La réforme agraire par exemple, point essentiel du programme du PT depuis sa naissance, n'a pas avancé d'un pas. Lula a confessé : "Pendant longtemps, j'ai prôné une réforme agraire radicale. Entre-temps, j'ai perdu trois élections. J'ai appris que le peuple souhaitait une réforme agraire tranquille et pacifique. J'avoue que j'ai eu du mal à prononcer ces mots." Apparemment cette allergie lui a passé et il a réussi ce tour de force d'installer moins de paysans que Cardoso sur des terres concédées par l'État. Il avait promis lors de sa campagne de 2002 d'installer 550 000 nouvelles familles et d'en régulariser 500 000 autres déjà en place. À l'issue de son premier mandat, 163 000 familles seulement avaient été installées, et il semble que pour arriver à ce chiffre on ait comptabilisé un certain nombre de simples régularisations, ou des installations déjà décidées sous Cardoso.

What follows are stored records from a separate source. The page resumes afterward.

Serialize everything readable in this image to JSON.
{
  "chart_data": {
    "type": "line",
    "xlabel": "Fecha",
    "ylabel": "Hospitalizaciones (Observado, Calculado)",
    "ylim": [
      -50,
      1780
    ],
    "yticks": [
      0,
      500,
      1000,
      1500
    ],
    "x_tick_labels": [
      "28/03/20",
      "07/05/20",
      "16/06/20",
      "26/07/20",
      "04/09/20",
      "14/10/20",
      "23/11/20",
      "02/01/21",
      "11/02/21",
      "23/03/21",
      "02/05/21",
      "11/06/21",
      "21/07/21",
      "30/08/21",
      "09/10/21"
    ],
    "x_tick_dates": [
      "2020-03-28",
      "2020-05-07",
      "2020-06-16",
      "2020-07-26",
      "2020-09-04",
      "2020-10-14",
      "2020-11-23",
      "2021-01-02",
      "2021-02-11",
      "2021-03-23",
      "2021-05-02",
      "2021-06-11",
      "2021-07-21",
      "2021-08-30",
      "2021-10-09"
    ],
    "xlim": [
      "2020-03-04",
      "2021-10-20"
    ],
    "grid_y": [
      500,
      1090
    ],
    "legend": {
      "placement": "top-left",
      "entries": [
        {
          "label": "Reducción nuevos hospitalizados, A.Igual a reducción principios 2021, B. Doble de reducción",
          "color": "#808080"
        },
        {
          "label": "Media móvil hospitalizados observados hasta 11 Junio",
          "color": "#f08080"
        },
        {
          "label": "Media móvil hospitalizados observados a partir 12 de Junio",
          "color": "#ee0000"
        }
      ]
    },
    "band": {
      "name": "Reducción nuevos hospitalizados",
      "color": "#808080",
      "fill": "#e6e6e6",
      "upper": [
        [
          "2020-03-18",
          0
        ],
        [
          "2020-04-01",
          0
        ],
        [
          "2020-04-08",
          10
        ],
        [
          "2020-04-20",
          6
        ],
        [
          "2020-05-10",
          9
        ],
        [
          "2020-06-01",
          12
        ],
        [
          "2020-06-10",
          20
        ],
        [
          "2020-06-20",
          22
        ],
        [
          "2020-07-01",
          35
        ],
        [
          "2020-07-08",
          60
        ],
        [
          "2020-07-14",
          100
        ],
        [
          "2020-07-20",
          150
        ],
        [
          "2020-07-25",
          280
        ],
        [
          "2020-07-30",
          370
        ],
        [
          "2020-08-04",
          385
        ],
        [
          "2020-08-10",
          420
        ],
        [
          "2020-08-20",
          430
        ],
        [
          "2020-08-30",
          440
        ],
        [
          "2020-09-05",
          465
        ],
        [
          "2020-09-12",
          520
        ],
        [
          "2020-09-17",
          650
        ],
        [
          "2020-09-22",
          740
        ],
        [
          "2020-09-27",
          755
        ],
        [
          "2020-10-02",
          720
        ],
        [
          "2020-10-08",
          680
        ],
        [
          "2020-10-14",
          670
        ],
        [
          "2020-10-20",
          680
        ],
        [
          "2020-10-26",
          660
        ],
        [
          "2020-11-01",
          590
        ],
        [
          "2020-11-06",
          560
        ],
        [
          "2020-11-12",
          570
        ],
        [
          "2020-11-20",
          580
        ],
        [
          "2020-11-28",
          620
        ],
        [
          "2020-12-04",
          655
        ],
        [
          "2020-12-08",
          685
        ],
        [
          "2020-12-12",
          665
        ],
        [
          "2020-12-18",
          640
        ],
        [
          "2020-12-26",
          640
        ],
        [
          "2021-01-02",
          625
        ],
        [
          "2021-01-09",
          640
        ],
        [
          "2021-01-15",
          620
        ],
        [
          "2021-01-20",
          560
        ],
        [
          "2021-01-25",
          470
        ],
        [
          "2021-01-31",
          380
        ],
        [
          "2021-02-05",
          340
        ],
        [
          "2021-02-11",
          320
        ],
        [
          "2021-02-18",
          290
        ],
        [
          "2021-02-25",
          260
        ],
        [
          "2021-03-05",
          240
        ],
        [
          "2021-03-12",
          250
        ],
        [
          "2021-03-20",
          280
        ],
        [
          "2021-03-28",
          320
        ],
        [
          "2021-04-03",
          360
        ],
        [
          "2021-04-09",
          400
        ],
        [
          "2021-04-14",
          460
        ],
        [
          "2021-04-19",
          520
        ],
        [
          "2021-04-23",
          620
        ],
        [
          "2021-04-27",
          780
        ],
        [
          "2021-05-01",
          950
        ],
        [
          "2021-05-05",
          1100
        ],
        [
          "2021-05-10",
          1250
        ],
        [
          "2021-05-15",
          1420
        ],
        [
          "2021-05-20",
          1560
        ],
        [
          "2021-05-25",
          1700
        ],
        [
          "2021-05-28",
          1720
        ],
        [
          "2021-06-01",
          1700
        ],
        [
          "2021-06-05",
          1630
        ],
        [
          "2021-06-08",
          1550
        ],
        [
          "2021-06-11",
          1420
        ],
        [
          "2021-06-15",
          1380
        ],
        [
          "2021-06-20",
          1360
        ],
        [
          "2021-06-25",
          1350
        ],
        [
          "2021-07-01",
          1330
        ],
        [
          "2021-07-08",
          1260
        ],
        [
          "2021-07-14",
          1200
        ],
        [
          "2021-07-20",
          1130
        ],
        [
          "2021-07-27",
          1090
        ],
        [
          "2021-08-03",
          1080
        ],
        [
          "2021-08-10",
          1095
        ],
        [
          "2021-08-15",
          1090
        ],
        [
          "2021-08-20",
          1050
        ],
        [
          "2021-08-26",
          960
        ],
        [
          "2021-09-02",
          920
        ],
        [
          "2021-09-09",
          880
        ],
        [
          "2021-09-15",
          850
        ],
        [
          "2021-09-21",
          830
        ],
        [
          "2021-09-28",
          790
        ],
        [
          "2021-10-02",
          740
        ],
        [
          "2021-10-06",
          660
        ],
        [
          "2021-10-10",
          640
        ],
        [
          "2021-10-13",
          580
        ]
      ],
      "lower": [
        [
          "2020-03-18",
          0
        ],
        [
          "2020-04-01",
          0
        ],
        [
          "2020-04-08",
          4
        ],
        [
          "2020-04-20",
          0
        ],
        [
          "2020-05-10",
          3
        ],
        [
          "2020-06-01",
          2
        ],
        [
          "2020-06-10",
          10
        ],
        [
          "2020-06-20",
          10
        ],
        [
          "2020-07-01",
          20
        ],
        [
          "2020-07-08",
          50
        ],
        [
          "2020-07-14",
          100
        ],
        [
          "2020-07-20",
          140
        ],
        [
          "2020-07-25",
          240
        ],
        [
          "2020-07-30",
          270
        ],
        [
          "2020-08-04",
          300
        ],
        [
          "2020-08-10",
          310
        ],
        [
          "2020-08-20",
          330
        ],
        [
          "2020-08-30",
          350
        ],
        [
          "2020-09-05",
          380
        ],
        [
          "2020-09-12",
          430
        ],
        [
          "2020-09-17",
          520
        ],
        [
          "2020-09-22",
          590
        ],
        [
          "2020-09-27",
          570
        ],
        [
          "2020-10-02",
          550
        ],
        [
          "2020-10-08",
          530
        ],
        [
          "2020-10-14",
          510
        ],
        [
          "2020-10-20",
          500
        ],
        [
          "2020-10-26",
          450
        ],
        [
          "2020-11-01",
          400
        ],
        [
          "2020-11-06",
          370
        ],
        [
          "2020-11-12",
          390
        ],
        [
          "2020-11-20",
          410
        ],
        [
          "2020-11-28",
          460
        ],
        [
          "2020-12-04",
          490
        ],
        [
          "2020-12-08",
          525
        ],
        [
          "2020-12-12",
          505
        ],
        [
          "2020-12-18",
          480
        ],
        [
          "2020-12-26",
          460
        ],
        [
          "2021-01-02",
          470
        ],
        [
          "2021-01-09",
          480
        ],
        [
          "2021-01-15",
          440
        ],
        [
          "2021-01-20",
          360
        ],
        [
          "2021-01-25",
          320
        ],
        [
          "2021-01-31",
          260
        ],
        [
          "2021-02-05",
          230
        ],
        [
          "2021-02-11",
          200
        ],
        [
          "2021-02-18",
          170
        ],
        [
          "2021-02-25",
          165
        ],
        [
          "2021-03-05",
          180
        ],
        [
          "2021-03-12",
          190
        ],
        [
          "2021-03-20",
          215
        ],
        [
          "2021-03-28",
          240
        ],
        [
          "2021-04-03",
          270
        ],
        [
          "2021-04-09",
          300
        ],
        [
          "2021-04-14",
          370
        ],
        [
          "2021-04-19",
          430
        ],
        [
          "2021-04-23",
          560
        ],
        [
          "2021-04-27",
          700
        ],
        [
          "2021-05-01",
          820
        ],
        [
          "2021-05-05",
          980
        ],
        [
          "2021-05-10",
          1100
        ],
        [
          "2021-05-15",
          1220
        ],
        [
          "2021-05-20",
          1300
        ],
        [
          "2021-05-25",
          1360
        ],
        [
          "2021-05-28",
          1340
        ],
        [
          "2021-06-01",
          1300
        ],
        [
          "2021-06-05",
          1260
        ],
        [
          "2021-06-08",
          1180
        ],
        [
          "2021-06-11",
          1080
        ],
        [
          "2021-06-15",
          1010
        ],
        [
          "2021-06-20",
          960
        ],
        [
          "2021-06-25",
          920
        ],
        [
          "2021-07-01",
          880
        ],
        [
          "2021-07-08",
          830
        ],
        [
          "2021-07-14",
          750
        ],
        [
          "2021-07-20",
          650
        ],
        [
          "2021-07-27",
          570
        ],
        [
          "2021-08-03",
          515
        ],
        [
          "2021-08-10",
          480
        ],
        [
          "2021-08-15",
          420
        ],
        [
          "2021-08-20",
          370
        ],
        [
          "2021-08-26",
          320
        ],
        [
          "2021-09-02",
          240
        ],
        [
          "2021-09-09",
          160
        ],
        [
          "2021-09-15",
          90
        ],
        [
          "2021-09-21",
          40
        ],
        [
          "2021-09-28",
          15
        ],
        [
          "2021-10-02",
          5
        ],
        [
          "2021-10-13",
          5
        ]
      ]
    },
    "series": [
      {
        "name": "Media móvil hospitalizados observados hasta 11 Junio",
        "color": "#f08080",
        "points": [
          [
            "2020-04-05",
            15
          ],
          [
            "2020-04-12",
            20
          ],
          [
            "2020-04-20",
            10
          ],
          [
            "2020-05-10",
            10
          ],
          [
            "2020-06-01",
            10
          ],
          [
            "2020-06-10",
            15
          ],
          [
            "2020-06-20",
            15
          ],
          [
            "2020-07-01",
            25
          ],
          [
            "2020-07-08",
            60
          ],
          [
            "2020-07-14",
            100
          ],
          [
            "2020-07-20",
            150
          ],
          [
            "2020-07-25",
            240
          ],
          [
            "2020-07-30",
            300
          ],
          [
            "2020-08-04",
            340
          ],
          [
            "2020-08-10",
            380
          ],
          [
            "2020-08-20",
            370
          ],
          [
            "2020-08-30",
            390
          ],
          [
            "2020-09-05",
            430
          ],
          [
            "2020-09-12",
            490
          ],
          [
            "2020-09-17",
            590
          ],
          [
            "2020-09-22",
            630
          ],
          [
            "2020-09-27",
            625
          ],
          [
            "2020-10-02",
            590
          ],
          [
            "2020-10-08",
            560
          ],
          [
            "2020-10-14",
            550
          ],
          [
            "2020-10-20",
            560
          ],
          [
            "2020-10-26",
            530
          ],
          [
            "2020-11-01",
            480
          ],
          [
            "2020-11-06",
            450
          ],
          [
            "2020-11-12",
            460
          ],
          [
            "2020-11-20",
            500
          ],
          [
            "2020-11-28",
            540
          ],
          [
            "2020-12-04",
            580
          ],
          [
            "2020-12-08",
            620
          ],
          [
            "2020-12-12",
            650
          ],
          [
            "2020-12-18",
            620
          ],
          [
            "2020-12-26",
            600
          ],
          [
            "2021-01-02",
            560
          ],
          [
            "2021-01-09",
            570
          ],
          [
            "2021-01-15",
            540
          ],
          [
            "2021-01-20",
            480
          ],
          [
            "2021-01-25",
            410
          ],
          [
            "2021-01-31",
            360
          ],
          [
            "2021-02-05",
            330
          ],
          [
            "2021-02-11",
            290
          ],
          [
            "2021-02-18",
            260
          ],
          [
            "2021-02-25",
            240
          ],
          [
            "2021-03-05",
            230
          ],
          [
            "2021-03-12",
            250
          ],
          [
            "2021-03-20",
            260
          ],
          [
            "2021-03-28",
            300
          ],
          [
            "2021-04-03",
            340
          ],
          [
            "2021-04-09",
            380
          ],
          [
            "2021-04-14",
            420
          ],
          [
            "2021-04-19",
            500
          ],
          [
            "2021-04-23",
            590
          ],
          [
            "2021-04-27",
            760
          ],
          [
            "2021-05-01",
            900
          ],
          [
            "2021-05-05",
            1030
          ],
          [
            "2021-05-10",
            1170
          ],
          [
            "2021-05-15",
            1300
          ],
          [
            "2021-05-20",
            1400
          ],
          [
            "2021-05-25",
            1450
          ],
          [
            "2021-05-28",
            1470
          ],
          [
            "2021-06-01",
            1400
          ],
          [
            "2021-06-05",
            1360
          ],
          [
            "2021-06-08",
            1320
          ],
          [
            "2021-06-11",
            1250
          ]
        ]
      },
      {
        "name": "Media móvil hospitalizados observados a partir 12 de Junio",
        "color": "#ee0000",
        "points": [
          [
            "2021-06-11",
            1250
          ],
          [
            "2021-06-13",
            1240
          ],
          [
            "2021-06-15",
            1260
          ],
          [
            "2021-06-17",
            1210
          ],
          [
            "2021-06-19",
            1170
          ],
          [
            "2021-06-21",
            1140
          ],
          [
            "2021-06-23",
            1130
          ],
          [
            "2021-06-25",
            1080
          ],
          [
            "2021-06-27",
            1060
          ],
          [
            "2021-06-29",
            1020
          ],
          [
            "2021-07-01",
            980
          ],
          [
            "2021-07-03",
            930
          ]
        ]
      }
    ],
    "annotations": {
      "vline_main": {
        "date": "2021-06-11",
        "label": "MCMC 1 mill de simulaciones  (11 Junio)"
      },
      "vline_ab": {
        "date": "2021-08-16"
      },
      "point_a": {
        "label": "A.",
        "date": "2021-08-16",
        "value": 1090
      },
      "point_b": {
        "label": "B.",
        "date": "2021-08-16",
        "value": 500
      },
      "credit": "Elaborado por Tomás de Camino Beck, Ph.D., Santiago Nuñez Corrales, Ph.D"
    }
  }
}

Par contre la répression contre les occupations de terres s'est poursuivie sans faiblir. Sous la présidence de Lula, avec des gouverneurs de gauche comme de droite (ce sont eux qui dans chaque État disposent de la police en uniforme, destinée au maintien de l'ordre), la police a été régulièrement envoyée contre les occupations de terres, ou d'immeubles en ville. Au cours du premier mandat (2003-2006), 189 militants paysans (se revendiquant généralement du PT ou de son allié le Mouvement des sans-terre MST) ont été assassinés, plus que lors du premier mandat de Cardoso, et les commanditaires de ces assassinats ont joui de la même impunité.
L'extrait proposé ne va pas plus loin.